Ele disse que qualquer medida precisa satisfazer os objetivos concorrentes de proteger a segurança pública e o direito constitucional à posse de armas.

Trump falou logo após o número de mortos no tumulto de sábado no oeste do Texas ter subido para sete, enquanto as autoridades trabalham para entender por que um homem detido por uma infração de trânsito abriu fogo contra as tropas estaduais e fugiu. Ele atirou em mais de 20 pessoas antes de ser morto pela polícia.

O presidente disse que seria "maravilhoso dizer" que ele trabalharia para "eliminar" os tiroteios em massa, mas reconheceu que isso é improvável.

"Queremos reduzir substancialmente o crime violento", disse Trump na sede da Agência Federal de Gerenciamento de Emergências, onde falava sobre o furacão Dorian.

O compromisso de Trump com o controle de armas está em dúvida desde que 17 estudantes e adultos foram mortos em um tiroteio em uma escola secundária de Parkland, Flórida, no Dia dos Namorados em 2018. Trump defendeu verificações mais fortes de antecedentes para venda de armas após o tiroteio, mas rapidamente recuou sob pressão da National Rifle Association, que apoiou fortemente sua campanha eleitoral. 

Mais recentemente, ele repetiu várias vezes a necessidade de verificações mais fortes de antecedentes para compras de armas após os tiroteios consecutivos em El Paso, Texas, e Dayton, Ohio, que mataram mais de 30 pessoas cerca de um mês atrás.

Neste domingo, Trump mencionou a necessidade de "medidas fortes para manter as armas fora do alcance de indivíduos perigosos e perturbados", além de mudanças no sistema de saúde mental que ele descreveu como "quebrado". Ele também pediu que os criminosos com armas "sejam colocados atrás das grades e afastados das ruas".

"A segurança pública é nossa prioridade número um, sempre querendo proteger nossa Segunda Emenda.

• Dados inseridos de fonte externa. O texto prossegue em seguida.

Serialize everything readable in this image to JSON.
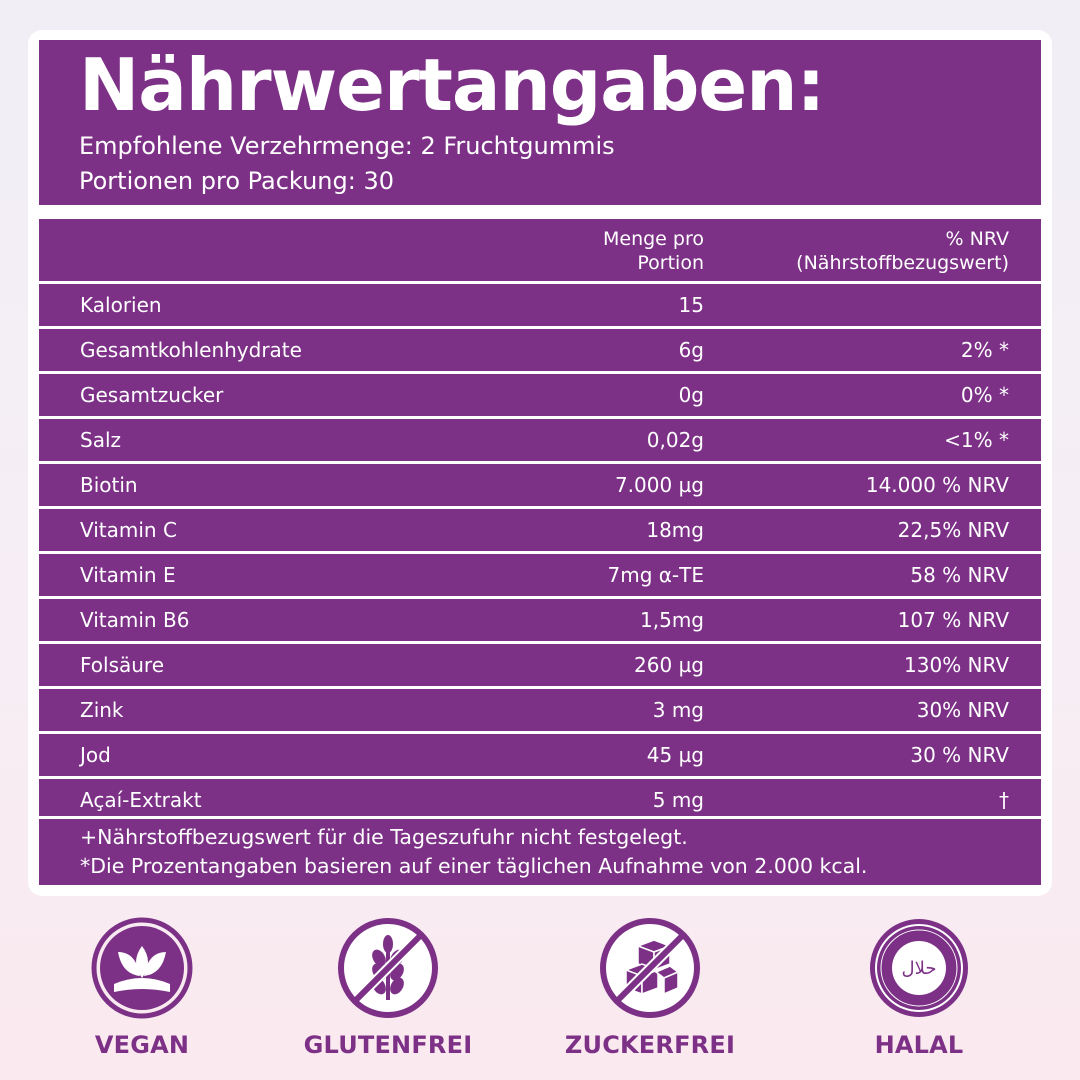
{
  "header": {
    "title": "Nährwertangaben:",
    "serving": "Empfohlene Verzehrmenge: 2 Fruchtgummis",
    "portions": "Portionen pro Packung: 30"
  },
  "table": {
    "col_amount_1": "Menge pro",
    "col_amount_2": "Portion",
    "col_nrv_1": "% NRV",
    "col_nrv_2": "(Nährstoffbezugswert)",
    "rows": [
      {
        "name": "Kalorien",
        "amount": "15",
        "nrv": ""
      },
      {
        "name": "Gesamtkohlenhydrate",
        "amount": "6g",
        "nrv": "2% *"
      },
      {
        "name": "Gesamtzucker",
        "amount": "0g",
        "nrv": "0% *"
      },
      {
        "name": "Salz",
        "amount": "0,02g",
        "nrv": "<1% *"
      },
      {
        "name": "Biotin",
        "amount": "7.000 µg",
        "nrv": "14.000 % NRV"
      },
      {
        "name": "Vitamin C",
        "amount": "18mg",
        "nrv": "22,5% NRV"
      },
      {
        "name": "Vitamin E",
        "amount": "7mg α-TE",
        "nrv": "58 % NRV"
      },
      {
        "name": "Vitamin B6",
        "amount": "1,5mg",
        "nrv": "107 % NRV"
      },
      {
        "name": "Folsäure",
        "amount": "260 µg",
        "nrv": "130% NRV"
      },
      {
        "name": "Zink",
        "amount": "3 mg",
        "nrv": "30% NRV"
      },
      {
        "name": "Jod",
        "amount": "45 µg",
        "nrv": "30 % NRV"
      },
      {
        "name": "Açaí-Extrakt",
        "amount": "5 mg",
        "nrv": "†"
      }
    ],
    "footnote_1": "+Nährstoffbezugswert für die Tageszufuhr nicht festgelegt.",
    "footnote_2": "*Die Prozentangaben basieren auf einer täglichen Aufnahme von 2.000 kcal."
  },
  "badges": [
    {
      "label": "VEGAN",
      "icon": "leaf-icon"
    },
    {
      "label": "GLUTENFREI",
      "icon": "wheat-crossed-icon"
    },
    {
      "label": "ZUCKERFREI",
      "icon": "sugar-cubes-crossed-icon"
    },
    {
      "label": "HALAL",
      "icon": "halal-icon",
      "icon_text": "حلال"
    }
  ],
  "colors": {
    "accent": "#7c3187",
    "background": "#f4eef5"
  }
}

Tão importante", disse ele, referindo-se à emenda constitucional que estabeleceu o direito de manter e portar armas.

Trump afirmou que está falando com parlamentares de ambos os partidos políticos e "as pessoas querem fazer alguma coisa". Ele disse que o governo está "olhando muitas coisas diferentes" e espera ter um pacote pronto quando o Congresso voltar na próxima semana.